AppleはITP 2.0に応じてStorage Access APIというものを用意しており、
これを使うことによってcookieの保持を緩和させてくれるようです。

参考文献 http://b.hatena.ne.jp/entry/s/webkit.org/blog/8124/introducing-storage-access-api/

細かい仕様に関しては、様々なサイトが解説をしています。
個人的にこのサイトがわかりやすかったので、気になる方は読んでみてください。

『「サードパーティクッキー」が危険な理由を正しく知りましょう』 http://ascii.jp/elem/000/000/654/654929/

各社の対応状態

半年前の記事ですが、各社この状態からそこまで大きく動いてないのではないかという印象です。
ITP 2.0になって、Facebookは少し厳しくなったかも?

ただ、Safariユーザーの人口自体があまり大きくないこともあり、
ITPのせいで我が社は終わりだー! ってほど絶望的ではない気もします。
このあたりは各社それぞれ対策を講じていると思うので、自力で調べてみてください。

『iOS11 safari のITP(Intelligent Tracking Prevention)の各社対応まとめ』 http://adworld.hatenablog.com/entry/2017/09/21/012010

補足:Google AnalyticsのITP対応について

冒頭で話していた、なぜGA連携なら問題がないのかという件です。

CriteoなどはITPに対して対策を示せていない状態ですが、
Googleに関しては、Google Analytics(GA)と連携をする、
もしくは管理画面から発行されるグローバルサイトタグを埋めれば、CV含めて問題なく計測できます。

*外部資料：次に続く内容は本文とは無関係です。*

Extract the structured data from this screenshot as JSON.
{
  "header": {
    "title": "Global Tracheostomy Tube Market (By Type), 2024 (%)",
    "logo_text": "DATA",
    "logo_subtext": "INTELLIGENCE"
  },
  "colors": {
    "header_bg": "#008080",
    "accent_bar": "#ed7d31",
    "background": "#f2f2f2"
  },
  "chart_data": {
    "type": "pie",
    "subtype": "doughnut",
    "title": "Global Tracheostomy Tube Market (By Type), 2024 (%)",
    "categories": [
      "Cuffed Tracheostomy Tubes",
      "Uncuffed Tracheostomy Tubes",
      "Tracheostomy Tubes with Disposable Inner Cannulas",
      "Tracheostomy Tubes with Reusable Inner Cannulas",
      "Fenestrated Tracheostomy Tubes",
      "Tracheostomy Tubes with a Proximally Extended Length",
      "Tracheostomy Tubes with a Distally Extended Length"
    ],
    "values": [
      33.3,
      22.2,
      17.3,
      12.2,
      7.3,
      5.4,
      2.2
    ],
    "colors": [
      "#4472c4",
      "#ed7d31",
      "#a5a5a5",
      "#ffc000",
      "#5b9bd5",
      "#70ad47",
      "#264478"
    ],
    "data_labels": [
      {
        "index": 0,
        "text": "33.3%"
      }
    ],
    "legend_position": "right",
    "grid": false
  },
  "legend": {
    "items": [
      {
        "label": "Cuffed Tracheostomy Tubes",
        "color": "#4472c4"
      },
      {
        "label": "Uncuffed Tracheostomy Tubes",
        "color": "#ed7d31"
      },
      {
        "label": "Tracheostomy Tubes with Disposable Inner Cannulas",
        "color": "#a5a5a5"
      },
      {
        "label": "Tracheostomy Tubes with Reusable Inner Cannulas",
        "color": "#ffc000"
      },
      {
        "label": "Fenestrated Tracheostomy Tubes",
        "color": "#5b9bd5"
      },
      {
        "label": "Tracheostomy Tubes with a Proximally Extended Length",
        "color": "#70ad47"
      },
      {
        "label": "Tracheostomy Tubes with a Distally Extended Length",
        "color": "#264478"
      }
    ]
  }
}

最後は、なんでGAなら問題ないのか、について解説してこの記事を締めくくりたいと思います。

結論:これ見ればOK
https://www.nexal.co.jp/blogs/2061.html

この記事を読んでいる時点で、テック側の知識が少ないと予想されますので
最初からしっっかり読まないと理解できないと思います。

個人的な解釈では下記のイメージです。
・クッキー自体は自分のサイトとしか行わないからファーストパーティー扱い
・GAのjavascriptが何やら動いて、なぜか情報だけはGAに行く
・でもGoogleドメインとのクッキーのやり取りはないから、やっぱりファーストパーティー扱い

とりあえずGoogleすごいとだけ思っておけばOKです。